Setting `json_mode=True` in the call decorator will apply JSON mode — if it’s supported by your LLM — rendering the outputs as valid JSON:

import json
from mirascope.core import openai, prompt_template


@openai.call(model="gpt-4o-mini", json_mode=True)
@prompt_template(
    """
    Provide the following details about the movie {movie_title}:
    - director
    - release year
    - main genre
    """)
def get_movie_info(movie_title: str):
    ...


response = get_movie_info("Inception")
print(json.loads(response.content))
# > {"director": "Christopher Nolan", "release_year": "2010", "main_genre": "Science Fiction"}

Adding Few-Shot Examples to Response Models

Mirascope response models also let you add few-shot examples as shown below, where we add `examples` arguments in the fields of `Destination`:

from mirascope.core import openai, prompt_template
from pydantic import BaseModel, ConfigDict, Field


class Destination(BaseModel):
    name: str = Field(..., examples=["KYOTO"])
    country: str = Field(..., examples=["Japan"])

    model_config = ConfigDict(
        json_schema_extra={
            "examples": [
                {"name": "KYOTO", "country": "Japan"}
            ]
        }
    )


@openai.call("gpt-4o-mini", response_model=Destination, json_mode=True)
@prompt_template("Recommend a {type} travel destination. Match example format.")
def recommend_destination(type: str): ...


destination = recommend_destination("cultural")
print(destination)
# > name='PARIS' country='France'

Streaming Response Models

You can also stream response models by setting `stream=True` in the call decorator so it returns an iterable.
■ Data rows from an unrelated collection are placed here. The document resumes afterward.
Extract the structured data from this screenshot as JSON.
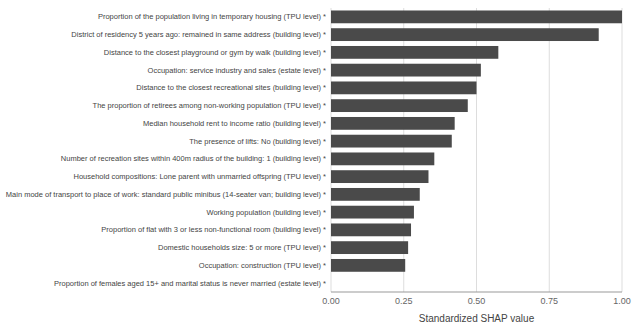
{
  "chart_data": {
    "type": "bar",
    "orientation": "horizontal",
    "categories": [
      "Proportion of females aged 15+ and marital status is never married (estate level) *",
      "Occupation: construction (TPU level) *",
      "Domestic households size: 5 or more (TPU level) *",
      "Proportion of flat with 3 or less non-functional room (building level) *",
      "Working population (building level) *",
      "Main mode of transport to place of work: standard public minibus (14-seater van; building level) *",
      "Household compositions: Lone parent with unmarried offspring (TPU level) *",
      "Number of recreation sites within 400m radius of the building: 1 (building level) *",
      "The presence of lifts: No (building level) *",
      "Median household rent to income ratio (building level) *",
      "The proportion of retirees among non-working population (TPU level) *",
      "Distance to the closest recreational sites (building level) *",
      "Occupation: service industry and sales (estate level) *",
      "Distance to the closest playground or gym by walk (building level) *",
      "District of residency 5 years ago: remained in same address (building level) *",
      "Proportion of the population living in temporary housing (TPU level) *"
    ],
    "values": [
      0.0,
      0.255,
      0.265,
      0.275,
      0.285,
      0.305,
      0.335,
      0.355,
      0.415,
      0.425,
      0.47,
      0.5,
      0.515,
      0.575,
      0.92,
      1.0
    ],
    "color": "#4a4a4a",
    "xlabel": "Standardized SHAP value",
    "xlim": [
      0.0,
      1.0
    ],
    "xticks": [
      {
        "value": 0.0,
        "label": "0.00"
      },
      {
        "value": 0.25,
        "label": "0.25"
      },
      {
        "value": 0.5,
        "label": "0.50"
      },
      {
        "value": 0.75,
        "label": "0.75"
      },
      {
        "value": 1.0,
        "label": "1.00"
      }
    ],
    "grid": true
  }
}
from mirascope.core import openai, prompt_template
from pydantic import BaseModel


class City(BaseModel):
    name: str
    population: int


@openai.call(model="gpt-4o-mini", response_model=City, stream=True)
@prompt_template("Extract {text}")
def describe_city(text: str): ...


city_stream = describe_city("Tokyo has a population of 14.18 million")
for partial_city in city_stream:
    print(partial_city)
# > name=None population=None
#   name=None population=None
#   name='' population=None
#   name='Tokyo' population=None
#   name='Tokyo' population=None
#   name='Tokyo' population=None
#   name='Tokyo' population=None
#   name='Tokyo' population=141
#   name='Tokyo' population=141800
#   name='Tokyo' population=14180000
#   name='Tokyo' population=14180000
#   name='Tokyo' population=14180000
#   name='Tokyo' population=14180000

Generate Structured Outputs with Ease and Consistency

Mirascope’s close integration with Pydantic, along with its use of Pythonic conventions, allow you to code using the Python you already know, rather than trying to make sense of new abstractions and complex frameworks. This makes generating structured outputs simpler and more intuitive.